# Fuji 2202 or earlex 6003 hvlp system



## Haydman6 (Jan 6, 2019)

I’m trying to decide between the FUJI 2202 and the EARLEX6003. Price is about the same. the fuji two stage and the earlex is a 3 stage. I will be using it to spray finishes Clear finnishes on wood working projects 95% of the time. Latex other paint maybe 5% of the time. advice or opinions would be greatly appreciated. Thanks david


----------



## B Coll (Nov 2, 2019)

Not sure about either of those. I was able to acquire a 4 stage Graco. Like you, 90% of what I spray are clears or Target pigmented lacquer. 10% Latex. Even with a 4 stage I still have to considerably thin the paint, usually trim paint gloss levels. I use a Fuji gin with a 1.8 tip. I would read the reviews on spraying latex with whatever I am looking to purchase. As far as clears, either one of them should be fine.


----------



## NoThankyou (Mar 21, 2018)

A long time ago, I looked at both Fuji and Earlex. I decided to buy Apollo. 

Spraying Latex will require a different needle / nozzle setup due to the thickness. Also it seems that with Latex you have to take the gun apart to get clean. 

I assume that when spraying Latex you are going to be painting the house. The advice here is to go get a cheap airless sprayer. It will do a wonderful job and if in 10 years when you go to paint the house again you find that you didn't get clean enough you're not out a fortune. 

Oh, when you buy the airless also buy a few extra pistons as replacements.
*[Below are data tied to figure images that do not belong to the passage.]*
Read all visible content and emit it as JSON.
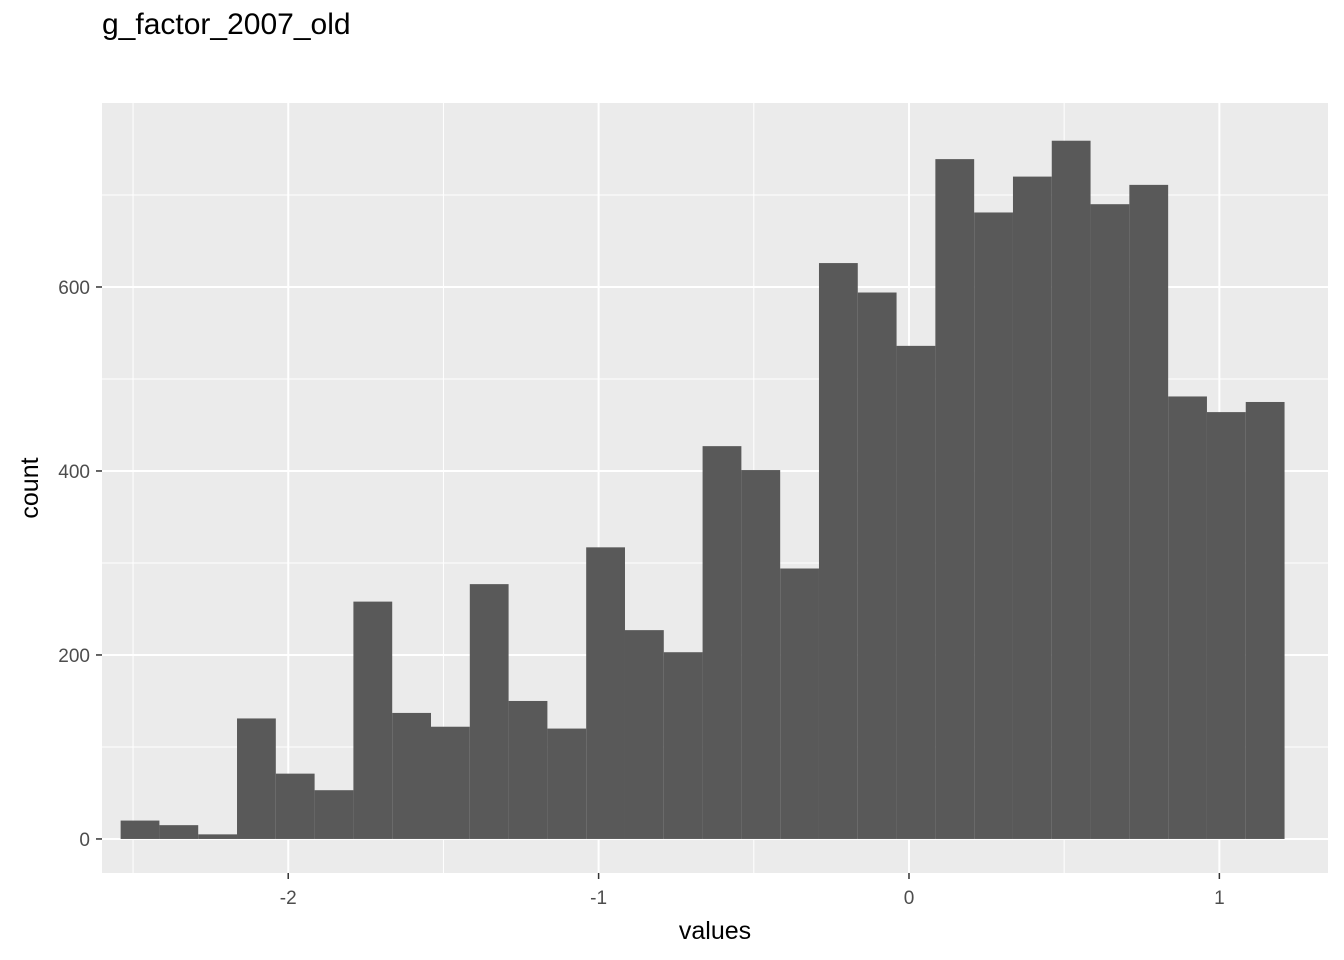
{
  "chart_data": {
    "type": "bar",
    "subtype": "histogram",
    "title": "g_factor_2007_old",
    "xlabel": "values",
    "ylabel": "count",
    "xlim": [
      -2.6,
      1.35
    ],
    "ylim": [
      -37,
      800
    ],
    "x_ticks": [
      {
        "value": -2,
        "label": "-2"
      },
      {
        "value": -1,
        "label": "-1"
      },
      {
        "value": 0,
        "label": "0"
      },
      {
        "value": 1,
        "label": "1"
      }
    ],
    "y_ticks": [
      {
        "value": 0,
        "label": "0"
      },
      {
        "value": 200,
        "label": "200"
      },
      {
        "value": 400,
        "label": "400"
      },
      {
        "value": 600,
        "label": "600"
      }
    ],
    "grid": true,
    "bin_width": 0.125,
    "bins": [
      {
        "x0": -2.54,
        "count": 20
      },
      {
        "x0": -2.415,
        "count": 15
      },
      {
        "x0": -2.29,
        "count": 5
      },
      {
        "x0": -2.165,
        "count": 131
      },
      {
        "x0": -2.04,
        "count": 71
      },
      {
        "x0": -1.915,
        "count": 53
      },
      {
        "x0": -1.79,
        "count": 258
      },
      {
        "x0": -1.665,
        "count": 137
      },
      {
        "x0": -1.54,
        "count": 122
      },
      {
        "x0": -1.415,
        "count": 277
      },
      {
        "x0": -1.29,
        "count": 150
      },
      {
        "x0": -1.165,
        "count": 120
      },
      {
        "x0": -1.04,
        "count": 317
      },
      {
        "x0": -0.915,
        "count": 227
      },
      {
        "x0": -0.79,
        "count": 203
      },
      {
        "x0": -0.665,
        "count": 427
      },
      {
        "x0": -0.54,
        "count": 401
      },
      {
        "x0": -0.415,
        "count": 294
      },
      {
        "x0": -0.29,
        "count": 626
      },
      {
        "x0": -0.165,
        "count": 594
      },
      {
        "x0": -0.04,
        "count": 536
      },
      {
        "x0": 0.085,
        "count": 739
      },
      {
        "x0": 0.21,
        "count": 681
      },
      {
        "x0": 0.335,
        "count": 720
      },
      {
        "x0": 0.46,
        "count": 759
      },
      {
        "x0": 0.585,
        "count": 690
      },
      {
        "x0": 0.71,
        "count": 711
      },
      {
        "x0": 0.835,
        "count": 481
      },
      {
        "x0": 0.96,
        "count": 464
      },
      {
        "x0": 1.085,
        "count": 475
      }
    ],
    "colors": {
      "bar_fill": "#595959",
      "panel_background": "#ebebeb",
      "grid_major": "#ffffff",
      "tick_text": "#4d4d4d"
    }
  }
}
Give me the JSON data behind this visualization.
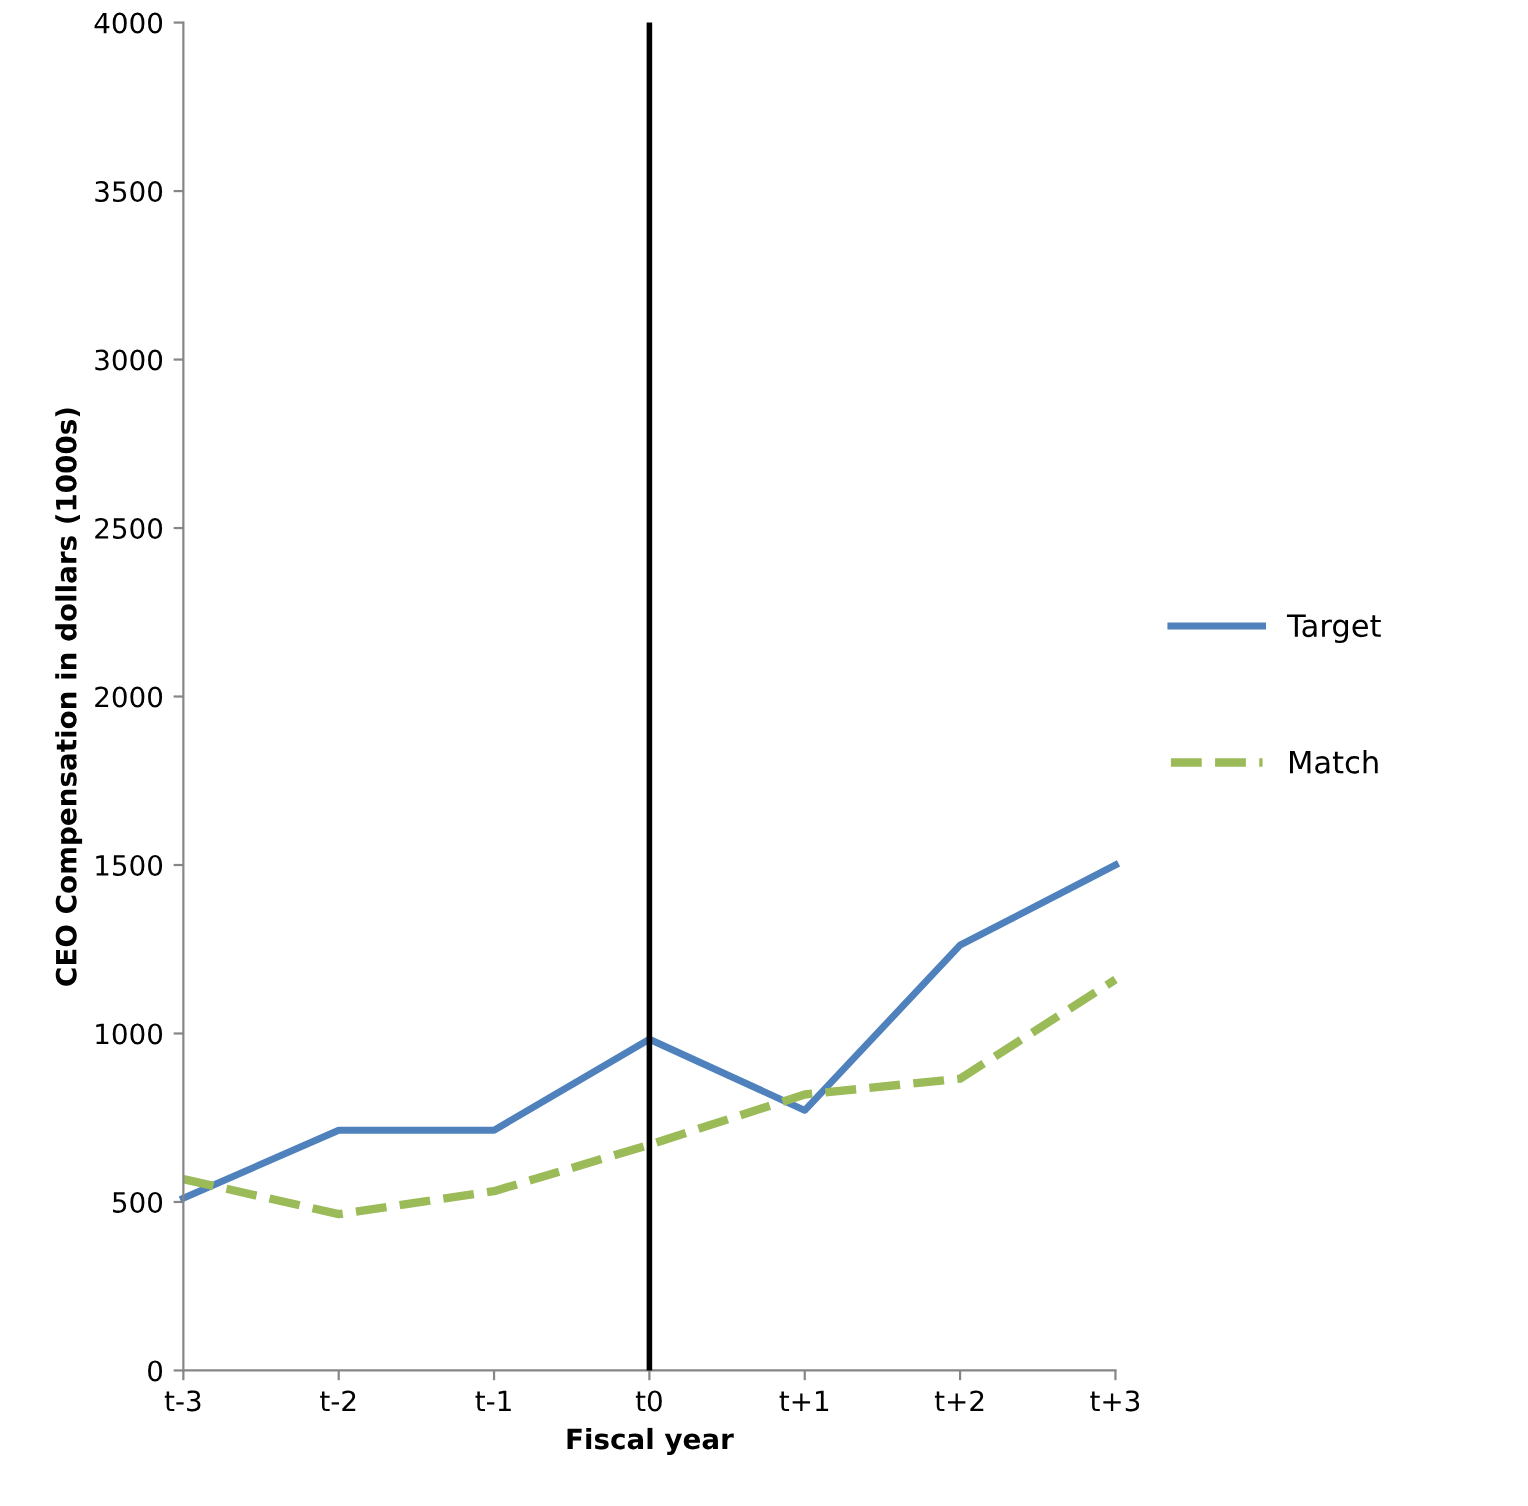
{
  "chart_data": {
    "type": "line",
    "xlabel": "Fiscal year",
    "ylabel": "CEO Compensation in dollars (1000s)",
    "categories": [
      "t-3",
      "t-2",
      "t-1",
      "t0",
      "t+1",
      "t+2",
      "t+3"
    ],
    "series": [
      {
        "name": "Target",
        "color": "#4f81bd",
        "line_style": "solid",
        "values": [
          511,
          713,
          713,
          983,
          772,
          1262,
          1500
        ]
      },
      {
        "name": "Match",
        "color": "#9bbb59",
        "line_style": "dashed",
        "values": [
          568,
          464,
          532,
          670,
          819,
          866,
          1160
        ]
      }
    ],
    "ref_lines": [
      {
        "axis": "x",
        "value": "t0",
        "color": "#000000",
        "line_style": "solid"
      }
    ],
    "ylim": [
      0,
      4000
    ],
    "yticks": [
      0,
      500,
      1000,
      1500,
      2000,
      2500,
      3000,
      3500,
      4000
    ],
    "grid": false,
    "legend": "right",
    "marker": "none"
  }
}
They do wear and need to be switched out after 15 or 20 gallons. Ten years down the road the pistons will no longer be manufactured and just "Not Available". DAMHIKT.


----------



## Quickstep (Apr 10, 2012)

I’m in the market for an HVLP gun too, but it seems Like the more I learn, the farther I am from a decision. 

Jeff Jewitt from Homestead Finishing, (whose opinion I respect a lot), says go for a minimum 3 stage turbine, but that for most clears, a 4 stage turbine isn’t necessary. Jeff likes and sells Fuji turbine HVLP. 
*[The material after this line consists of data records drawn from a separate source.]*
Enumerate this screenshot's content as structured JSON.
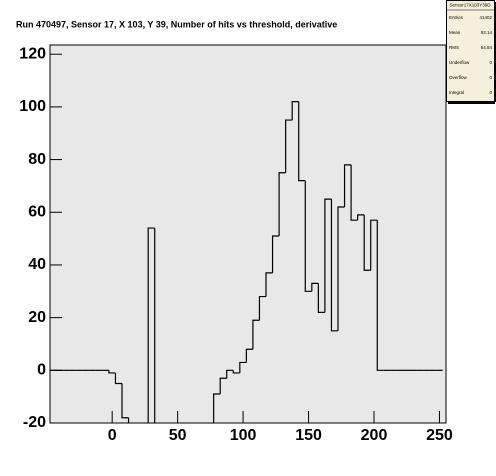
{
  "chart_data": {
    "type": "histogram",
    "title": "Run 470497, Sensor 17, X 103, Y 39, Number of hits vs threshold, derivative",
    "bins": [
      -47.5,
      -42.5,
      -37.5,
      -32.5,
      -27.5,
      -22.5,
      -17.5,
      -12.5,
      -7.5,
      -2.5,
      2.5,
      7.5,
      12.5,
      17.5,
      22.5,
      27.5,
      32.5,
      37.5,
      42.5,
      47.5,
      52.5,
      57.5,
      62.5,
      67.5,
      72.5,
      77.5,
      82.5,
      87.5,
      92.5,
      97.5,
      102.5,
      107.5,
      112.5,
      117.5,
      122.5,
      127.5,
      132.5,
      137.5,
      142.5,
      147.5,
      152.5,
      157.5,
      162.5,
      167.5,
      172.5,
      177.5,
      182.5,
      187.5,
      192.5,
      197.5,
      202.5,
      207.5,
      212.5,
      217.5,
      222.5,
      227.5,
      232.5,
      237.5,
      242.5,
      247.5,
      252.5
    ],
    "values": [
      0,
      0,
      0,
      0,
      0,
      0,
      0,
      0,
      0,
      -1,
      -5,
      -18,
      -21,
      -21,
      -21,
      54,
      -21,
      -21,
      -21,
      -21,
      -21,
      -21,
      -21,
      -21,
      -21,
      -9,
      -3,
      0,
      -1,
      3,
      8,
      19,
      28,
      37,
      51,
      75,
      95,
      102,
      72,
      30,
      33,
      22,
      65,
      15,
      62,
      78,
      57,
      59,
      38,
      57,
      0,
      0,
      0,
      0,
      0,
      0,
      0,
      0,
      0,
      0
    ],
    "color": "#000000",
    "xlim": [
      -47.5,
      255
    ],
    "ylim": [
      -20,
      123.5
    ],
    "xticks": [
      0,
      50,
      100,
      150,
      200,
      250
    ],
    "yticks": [
      -20,
      0,
      20,
      40,
      60,
      80,
      100,
      120
    ],
    "stats": {
      "title": "Sensor17X103Y39D",
      "rows": [
        [
          "Entries",
          "41402"
        ],
        [
          "Mean",
          "93.14"
        ],
        [
          "RMS",
          "64.84"
        ],
        [
          "Underflow",
          "0"
        ],
        [
          "Overflow",
          "0"
        ],
        [
          "Integral",
          "0"
        ]
      ]
    }
  }
}
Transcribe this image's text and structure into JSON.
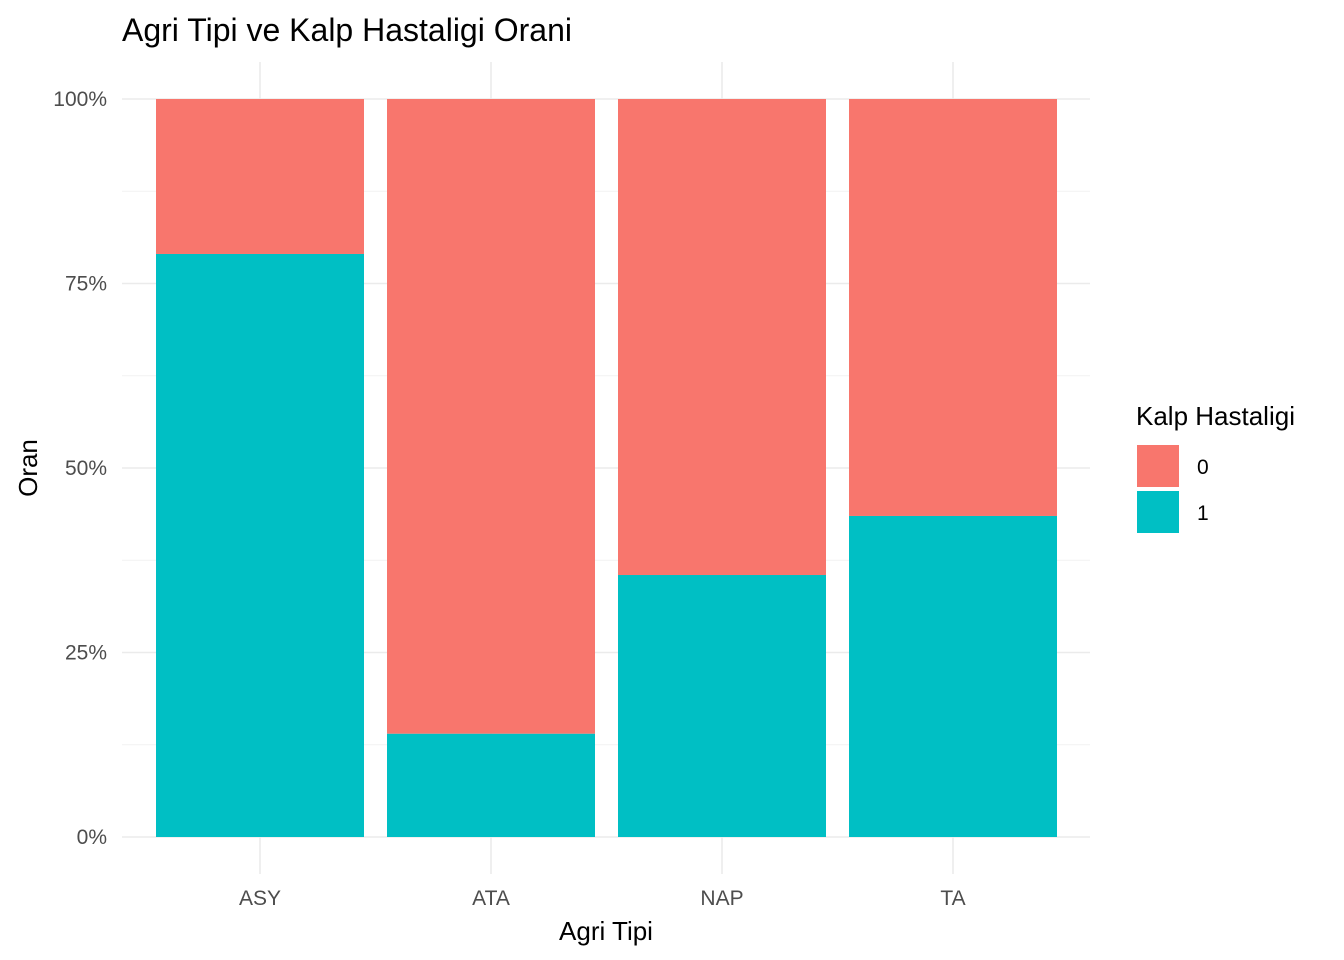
{
  "chart_data": {
    "type": "bar",
    "stacked": true,
    "title": "Agri Tipi ve Kalp Hastaligi Orani",
    "xlabel": "Agri Tipi",
    "ylabel": "Oran",
    "categories": [
      "ASY",
      "ATA",
      "NAP",
      "TA"
    ],
    "ylim": [
      0,
      1
    ],
    "yticks": [
      {
        "value": 0,
        "label": "0%"
      },
      {
        "value": 0.25,
        "label": "25%"
      },
      {
        "value": 0.5,
        "label": "50%"
      },
      {
        "value": 0.75,
        "label": "75%"
      },
      {
        "value": 1,
        "label": "100%"
      }
    ],
    "grid": true,
    "legend": {
      "title": "Kalp Hastaligi",
      "position": "right"
    },
    "series": [
      {
        "name": "0",
        "color": "#F8766D",
        "values": [
          0.21,
          0.86,
          0.645,
          0.565
        ]
      },
      {
        "name": "1",
        "color": "#00BFC4",
        "values": [
          0.79,
          0.14,
          0.355,
          0.435
        ]
      }
    ]
  }
}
I’ve read a lot of good stuff about Apollo turbines as well as their “AtomiZer” spray gun, but they don’t offer a package that includes a 3 stage turbine with the AtomiZer gun, so there’s no economical way to get that combination. Never the less, that’s still what I want. 
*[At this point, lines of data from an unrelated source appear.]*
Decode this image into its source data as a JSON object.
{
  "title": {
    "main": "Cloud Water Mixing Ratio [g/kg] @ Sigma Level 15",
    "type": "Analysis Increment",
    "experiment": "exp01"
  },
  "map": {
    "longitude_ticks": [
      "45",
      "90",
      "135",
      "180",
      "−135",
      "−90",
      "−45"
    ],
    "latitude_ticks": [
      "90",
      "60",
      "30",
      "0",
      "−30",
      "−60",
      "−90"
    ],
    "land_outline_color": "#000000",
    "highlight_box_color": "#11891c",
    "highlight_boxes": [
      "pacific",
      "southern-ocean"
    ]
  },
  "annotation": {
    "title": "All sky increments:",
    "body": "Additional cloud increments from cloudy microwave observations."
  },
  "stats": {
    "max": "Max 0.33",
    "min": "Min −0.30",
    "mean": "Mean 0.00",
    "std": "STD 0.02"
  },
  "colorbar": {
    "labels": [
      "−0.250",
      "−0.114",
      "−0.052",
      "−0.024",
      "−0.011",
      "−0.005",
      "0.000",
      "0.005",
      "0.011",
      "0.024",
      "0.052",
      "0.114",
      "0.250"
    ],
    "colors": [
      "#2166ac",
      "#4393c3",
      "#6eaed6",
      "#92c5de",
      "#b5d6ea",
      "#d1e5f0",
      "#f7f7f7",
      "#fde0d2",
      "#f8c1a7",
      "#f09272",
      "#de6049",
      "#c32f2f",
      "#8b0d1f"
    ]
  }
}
I’ve seen an impressive display at the woodworking show of a guy spraying latex from an Earlex rig, but I’m reasonably sure that they thinned the living snot out of the paint and you could see at the edges of the spray pattern that the droplets were fairly large. But, the pattern was well controlled with no sags or drips. 

Largely though, I think spraying latex with anything other than an airless rig is aspirational. That said, the last time I sprayed Sherwin Williams Pro-Classic, I thinned it using a product from Wagner called Paint Easy and it sprayed pretty nicely. I don’t know that I’d want to make a habit of that though. I liked the Wagner Paint Easy for thinning a lot easier than Floetrol. 

Please keep us updated on your progress, what you choose and how it works out.


----------



## Haydman6 (Jan 6, 2019)

Now I’m leaning towards the Fuji mini-mite 3 platinum After reading some of the reviews and watching some videos. But I’m still not really sure what to buy. I just want to be able to spray shellac in other varnishes and have a beautiful smooth finish. I will also be nice to be able to spray some stain and die occasionally. It seems like the Fuji is the most popular one out there with the most reviews and videos. It’s made in Canada so it’s at least not made in China. Thanks David


----------